Protein is one of the four macronutrients in our diets and provides 4 calories per gram. Carbohydrate also provides 4 calories per gram and fat provides 9 calories per gram. Alcohol, thought not really a “nutrient” does give you 7 empty calories per gram, meaning, lots of calories, but little if any, nutrients.
Protein is known as a “building” nutrient as it’s needed for muscle strength and recovery. Skin, hair and nails are all technically made out of protein. Your body also needs protein to make hormones, enzymes, blood cells and other structures in the body. Protein is needed for normal growth and development and for healing the body under times of stress such as surgery, infection or trauma such as a car accident. Protein also aids with satiety, the feeling of fullness you get between meals. Adding protein to meals may aid weight weight reduction as it impacts appetite.
Protein is made up of amino acids. Essential amino acids are those that cannot be made by the body from other amino acids. Complete proteins are foods that provide all the of the essential amino acids needed by the body. In general, eggs or other animal foods (beef, poultry, pork, dairy products) are complete proteins, while plant-based foods such as beans and rice offer some amino acids, but not all in one food. Combining beans with rice provides a complete protein. It was once thought that these foods needed to be eaten at the same time, but this is not true. If you have rice at lunch and beans at dinner, your body will assimilate essential amino acids from them. Beans, lentils, nuts, seeds, tofu, peas, and peanut butter also provide protein in plant-based form.

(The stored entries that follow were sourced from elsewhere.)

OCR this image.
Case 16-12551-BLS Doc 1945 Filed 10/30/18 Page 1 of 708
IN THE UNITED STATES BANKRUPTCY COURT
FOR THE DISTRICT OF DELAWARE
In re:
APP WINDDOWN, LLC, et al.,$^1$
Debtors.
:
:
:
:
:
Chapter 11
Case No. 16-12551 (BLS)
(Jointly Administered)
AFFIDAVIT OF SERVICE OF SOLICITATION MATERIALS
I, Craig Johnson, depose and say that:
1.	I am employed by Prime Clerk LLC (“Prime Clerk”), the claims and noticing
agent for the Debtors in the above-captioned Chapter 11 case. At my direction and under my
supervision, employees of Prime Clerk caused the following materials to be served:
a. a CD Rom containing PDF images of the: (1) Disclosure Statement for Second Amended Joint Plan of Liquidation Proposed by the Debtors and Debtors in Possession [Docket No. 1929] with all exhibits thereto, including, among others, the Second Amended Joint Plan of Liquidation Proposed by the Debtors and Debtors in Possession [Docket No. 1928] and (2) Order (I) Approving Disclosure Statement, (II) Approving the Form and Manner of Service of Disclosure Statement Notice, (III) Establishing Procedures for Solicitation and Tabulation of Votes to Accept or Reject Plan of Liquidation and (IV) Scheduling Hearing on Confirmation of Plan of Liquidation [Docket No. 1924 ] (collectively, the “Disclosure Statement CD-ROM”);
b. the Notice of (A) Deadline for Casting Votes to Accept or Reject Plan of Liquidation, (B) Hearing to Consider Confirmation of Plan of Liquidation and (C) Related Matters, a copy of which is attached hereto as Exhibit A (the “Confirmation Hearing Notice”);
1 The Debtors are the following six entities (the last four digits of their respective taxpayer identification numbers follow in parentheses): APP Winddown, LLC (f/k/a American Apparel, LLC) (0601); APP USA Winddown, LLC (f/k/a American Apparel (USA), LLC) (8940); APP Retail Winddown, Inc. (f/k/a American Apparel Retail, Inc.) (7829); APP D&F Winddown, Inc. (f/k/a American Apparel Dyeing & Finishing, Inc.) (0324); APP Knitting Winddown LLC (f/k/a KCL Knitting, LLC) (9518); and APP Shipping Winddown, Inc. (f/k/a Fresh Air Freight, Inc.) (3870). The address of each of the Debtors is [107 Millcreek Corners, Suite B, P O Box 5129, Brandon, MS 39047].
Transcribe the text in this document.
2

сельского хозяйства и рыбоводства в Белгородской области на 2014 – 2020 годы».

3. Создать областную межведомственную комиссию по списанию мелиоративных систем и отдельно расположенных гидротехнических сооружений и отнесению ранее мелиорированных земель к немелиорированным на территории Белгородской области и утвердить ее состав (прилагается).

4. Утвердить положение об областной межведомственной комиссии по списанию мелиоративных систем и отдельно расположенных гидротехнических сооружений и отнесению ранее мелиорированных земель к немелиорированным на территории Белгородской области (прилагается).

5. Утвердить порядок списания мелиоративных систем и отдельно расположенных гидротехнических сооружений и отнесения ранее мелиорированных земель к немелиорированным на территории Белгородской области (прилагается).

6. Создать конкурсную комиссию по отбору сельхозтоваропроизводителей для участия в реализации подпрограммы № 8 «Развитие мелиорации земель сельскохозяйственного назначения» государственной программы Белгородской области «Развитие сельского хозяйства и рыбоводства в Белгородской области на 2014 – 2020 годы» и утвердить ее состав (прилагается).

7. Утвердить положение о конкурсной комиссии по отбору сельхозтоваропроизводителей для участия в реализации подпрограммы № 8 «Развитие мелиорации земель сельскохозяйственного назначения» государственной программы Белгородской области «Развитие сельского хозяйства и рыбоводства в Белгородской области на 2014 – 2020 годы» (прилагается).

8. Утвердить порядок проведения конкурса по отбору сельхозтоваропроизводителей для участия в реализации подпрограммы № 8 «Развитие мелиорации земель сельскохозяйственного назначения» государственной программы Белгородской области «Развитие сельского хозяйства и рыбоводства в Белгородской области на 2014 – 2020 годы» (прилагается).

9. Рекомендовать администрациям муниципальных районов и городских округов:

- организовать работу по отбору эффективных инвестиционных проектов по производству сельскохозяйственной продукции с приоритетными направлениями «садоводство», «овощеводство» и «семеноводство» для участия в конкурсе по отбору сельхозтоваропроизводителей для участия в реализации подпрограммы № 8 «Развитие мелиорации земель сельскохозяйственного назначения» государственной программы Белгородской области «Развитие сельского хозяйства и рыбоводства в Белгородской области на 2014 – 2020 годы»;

Protein needs vary based on age, weight and physical activity. Infants and toddlers have higher protein needs per weight for growth and pregnant women also require more protein for a healthy pregnancy. Active men and women (such as long distance runners or weight lifters) have higher protein needs to help with muscle growth and recovery.
Most healthy adults require approximately .8 grams of protein per kilogram body weight. There are 2.2 lbs in 1 kilogram, so a 220 lb man weighing 100 kg would require 80 grams per day. (220/2.2 = 100 kg). Athletes may require between 1.0 to 1.5 grams of protein per kg depending on how active they are. In my husband’s case, I suggested 1.2 grams of protein per kg body weight to build more muscle. He is exercising at high intensity and using weights five days per week for at least an hour.
Finally, to spare protein from being broken down for calories, you’ve got to eat enough food to meet calorie needs. Consider this- if you’ve not got enough food to fuel your workout, you won’t be able to exercise as intensely, and your body may eat up muscle for energy, thus lowering metabolism. You can’t argue with science.